Alâeddin tepesinde davullar çaldırılarak bu ferman okutuluyor. Diğer beyliklere de gönderiliyor ve her yerde okutturuluyor. Bu fermanla; diğer tüm beyliklerde de Türkçü konuşulması, Türkçe yazılmasını sağlamıştır.”
Karaman ile ilgili, Karamanoğlu Mehmet Bey, Yunus Emre ve Ferman metni ile ilgili yürüttüğü faaliyetleri, yaptığı çalışmalarını ve emeklerini anlatan Karabacak, Türk diline, Karamanoğlu Mehmet Bey’e karşı olanlardan bahsetti. Karabacak, Karaman’da tabelaların Türkçe yazılması ile ilgili yaptığı mücadeleyi anlattı, günümüzde kutlamaların gereği gibi yapılmadığını söyledi.

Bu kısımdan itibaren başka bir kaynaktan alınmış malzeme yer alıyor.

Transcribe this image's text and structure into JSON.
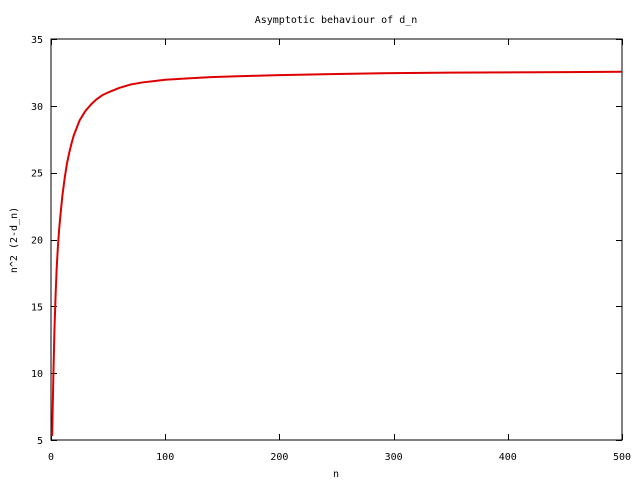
{
  "chart_data": {
    "type": "line",
    "title": "Asymptotic behaviour of d_n",
    "xlabel": "n",
    "ylabel": "n^2 (2-d_n)",
    "xlim": [
      0,
      500
    ],
    "ylim": [
      5,
      35
    ],
    "x_ticks": [
      0,
      100,
      200,
      300,
      400,
      500
    ],
    "y_ticks": [
      5,
      10,
      15,
      20,
      25,
      30,
      35
    ],
    "grid": false,
    "legend": "none",
    "line_color": "#dd0000",
    "series": [
      {
        "x": [
          1,
          2,
          3,
          4,
          5,
          6,
          7,
          8,
          10,
          12,
          14,
          16,
          18,
          20,
          25,
          30,
          35,
          40,
          45,
          50,
          60,
          70,
          80,
          90,
          100,
          120,
          140,
          160,
          180,
          200,
          250,
          300,
          350,
          400,
          450,
          500
        ],
        "y": [
          5.3,
          9.5,
          13.2,
          15.8,
          17.9,
          19.4,
          20.6,
          21.6,
          23.3,
          24.6,
          25.7,
          26.5,
          27.2,
          27.8,
          28.9,
          29.6,
          30.1,
          30.5,
          30.8,
          31.0,
          31.35,
          31.6,
          31.75,
          31.85,
          31.95,
          32.05,
          32.15,
          32.2,
          32.25,
          32.3,
          32.38,
          32.45,
          32.48,
          32.5,
          32.52,
          32.55
        ]
      }
    ]
  }
}
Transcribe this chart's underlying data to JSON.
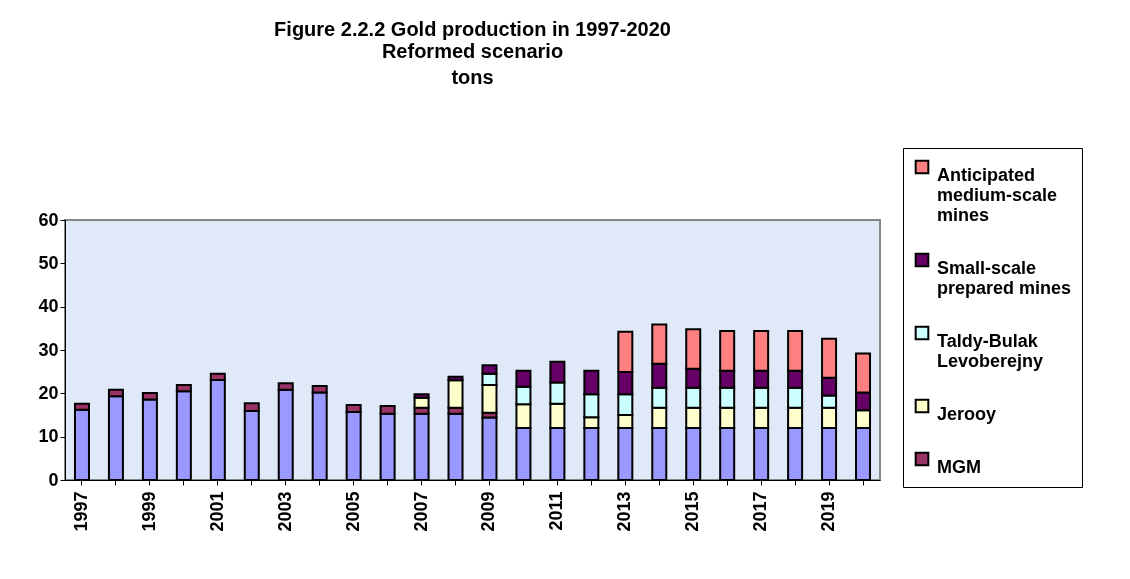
{
  "chart_data": {
    "type": "bar",
    "title": "Figure 2.2.2 Gold production in 1997-2020",
    "subtitle": "Reformed scenario\ntons",
    "stacked": true,
    "legend": "right",
    "grid": false,
    "categories": [
      "1997",
      null,
      "1999",
      null,
      "2001",
      null,
      "2003",
      null,
      "2005",
      null,
      "2007",
      null,
      "2009",
      null,
      "2011",
      null,
      "2013",
      null,
      "2015",
      null,
      "2017",
      null,
      "2019",
      null
    ],
    "ylim": [
      0,
      60
    ],
    "yticks": [
      0,
      10,
      20,
      30,
      40,
      50,
      60
    ],
    "series": [
      {
        "color": "#9999ff",
        "values": [
          16.2,
          19.3,
          18.6,
          20.5,
          23.1,
          15.9,
          20.8,
          20.2,
          15.7,
          15.3,
          15.3,
          15.3,
          14.4,
          12,
          12,
          12,
          12,
          12,
          12,
          12,
          12,
          12,
          12,
          12
        ]
      },
      {
        "name": "MGM",
        "color": "#993366",
        "values": [
          1.4,
          1.5,
          1.5,
          1.4,
          1.4,
          1.8,
          1.5,
          1.5,
          1.6,
          1.8,
          1.4,
          1.4,
          1.1,
          null,
          null,
          null,
          null,
          null,
          null,
          null,
          null,
          null,
          null,
          null
        ]
      },
      {
        "name": "Jerooy",
        "color": "#ffffcc",
        "values": [
          null,
          null,
          null,
          null,
          null,
          null,
          null,
          null,
          null,
          null,
          2.3,
          6.3,
          6.4,
          5.5,
          5.6,
          2.5,
          3,
          4.7,
          4.7,
          4.7,
          4.7,
          4.7,
          4.7,
          4.1
        ]
      },
      {
        "name": "Taldy-Bulak Levoberejny",
        "color": "#ccffff",
        "values": [
          null,
          null,
          null,
          null,
          null,
          null,
          null,
          null,
          null,
          null,
          null,
          null,
          2.6,
          4,
          4.9,
          5.3,
          4.8,
          4.6,
          4.6,
          4.6,
          4.6,
          4.6,
          2.8,
          null
        ]
      },
      {
        "name": "Small-scale prepared mines",
        "color": "#660066",
        "values": [
          null,
          null,
          null,
          null,
          null,
          null,
          null,
          null,
          null,
          null,
          0.8,
          0.8,
          2,
          3.7,
          4.8,
          5.4,
          5.1,
          5.5,
          4.4,
          3.9,
          3.9,
          3.9,
          4.1,
          4.1
        ]
      },
      {
        "name": "Anticipated medium-scale mines",
        "color": "#ff8080",
        "values": [
          null,
          null,
          null,
          null,
          null,
          null,
          null,
          null,
          null,
          null,
          null,
          null,
          null,
          null,
          null,
          null,
          9.3,
          9.1,
          9.1,
          9.2,
          9.2,
          9.2,
          9,
          9
        ]
      }
    ]
  }
}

“Yunus Emre’nin yalnızca tasavvuf büyüğü olduğu için sevilmiyor. Anadolu Türkçesi ile ölümsüz şiirler yazdığı için büyük bir şahsiyettir. Bu nedenle iki büyük ve önemli şahsiyetten biri Karamanoğlu Mehmet Bey, diğeri Yunus Emre’dir. Sonuç olarak; Karamanoğlu Mehmet Bey ile Yunus Emre’nin Karaman’da metfun olması tesadüf değildir.”

Program sonrası, sohbete katılımcıların soruları, çay ve ikramlarla devam edildi.

Mestan Karabacak, Türk Ocağına kendi yazmış olduğu “Okuntu” isimli şiir kitabını hediye etti. Katılımcıların isteği ile Okuntu isimli şiir kitabından Karamanoğlu Mehmet Bey şiirini okudu.